Available in castellano
There are times when it’s good to step out of your comfort zone to try something new, push the boundaries, and feel like a newbie all over again. While it’s true that I can identify a good story in just a few pages (a pretty frustrating ability, by the way), poetry and I have had disagreements in the past, and I’ve ended up walking away from it. during a moment. Today, a book gave me back my desire and interest in verse.
Endymion or the state of entropy: a lyrical dramawritten by Kurt R. Ward and illustrated by Rebecca Yanovskaya, is a mythological portrait of the author’s struggle for self-realization by integrating the conscious with the unconscious. The illustrated fantasy evokes a world in which archetypal characters from Greek mythology fight for dominance, as Endymion, the main character, tries to wake up from an endless slumber.
Part epic battle, part psychotherapeutic journey, Endymion takes place at the tomb of John Keats in Rome. It is written in heroic couplets like a continuous dream, where Jupiter, Diana, Zephyr, Hermes and Endymion struggle against reason, fear, hope and divine inspiration. The book is written in four acts and is profusely illustrated by renowned artist Rebecca Yanovskaya and includes a detailed mythological reference section and commentary by the author.
Endymion is a delight for the senses. The images he conjures up with every line take the reader back in time, to eras we almost always remember superficially but to which we owe a great deal. Kurt reclaims the romantic, the emotional, the individual of the past, makes it his own and presents it creatively and eloquently.

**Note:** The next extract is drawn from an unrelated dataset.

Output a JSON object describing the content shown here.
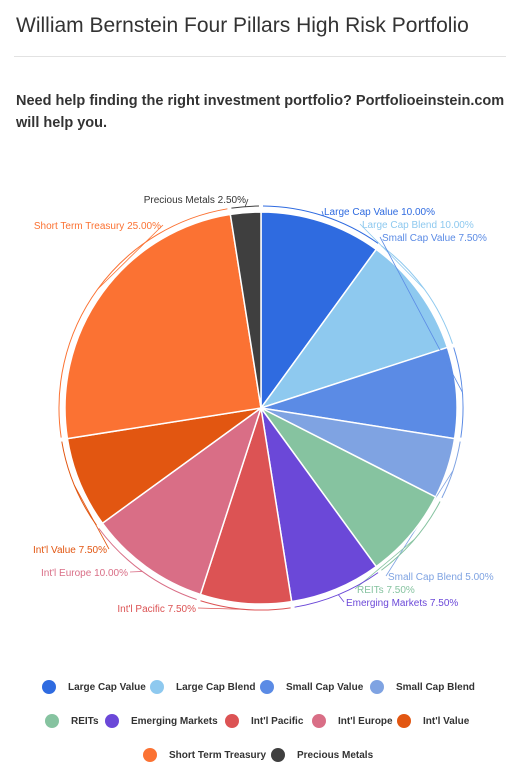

I have to admit that at first I was hesitant to read this book. It’s been so long since I touched poetry that I didn’t know if I would be able to fully appreciate it, if I would understand it, if I would be the right reader. However, I decided to give it a try because the proposal seemed quite interesting. It turned out to be a surprise that did not disappoint.
Blending psychology, mythology, folklore, esotericism and fantasy worlds, Kurt R. Ward chronicles an inner struggle that feels quite personal, perhaps even familiar. It puts into words feelings and thoughts that we have often experienced in the search for who we are, what we came to do and where we are going. It is precisely this, the process of individualization, the central theme of the book.
Filled with references to Carl Jung, classical poetry and Greco-Roman mythology, this is a book that I found a bit difficult to follow. I had to read several times to understand what certain verses meant, without neglecting the references at the end of the book. I still have a few questions to answer due to my unfamiliarity with poetry, but that doesn’t mean I didn’t like it.
Illustrator Rebecca Yanovskaya’s work is no slouch either, providing visual support that can either complement the text or stand out on its own, depending on how you look at it. The level of detail is impressive, highlighting the softness of the features, the play of shadow and light, and the design of each of the characters as well as their respective scenes.
The reason I don’t give it the full five stars is because I want to be honest at all times. I can hardly compare this reading to any other, and while I know there are, they escape me at the moment. It’s the perfect book for lovers of romantic poetry, and for those who aren’t so familiar, there are also messages and lines that make you think about the mysteries of life.
I would say that it is a book worth reading many times – I know that at least I will – and that each reading will allow us to understand something more, to find more hidden messages, like if it was an adventure. Just that would describe this book without problems, the adventure of entering our inner world, struggling against our lights and our shadows, until finally waking up, conscious, aware of who we are.
For those interested, there is a limited deluxe edition that is only available through author’s website. Full details can be found there, and readers can see just how beautiful it is in a video review by Denis Poisson of crazy fish.
Needless to say, I appreciate Kurt contacting me and sending me a copy to revise for The Wild Hunt. I hope to read something new soon, although this time I will have high expectations about it!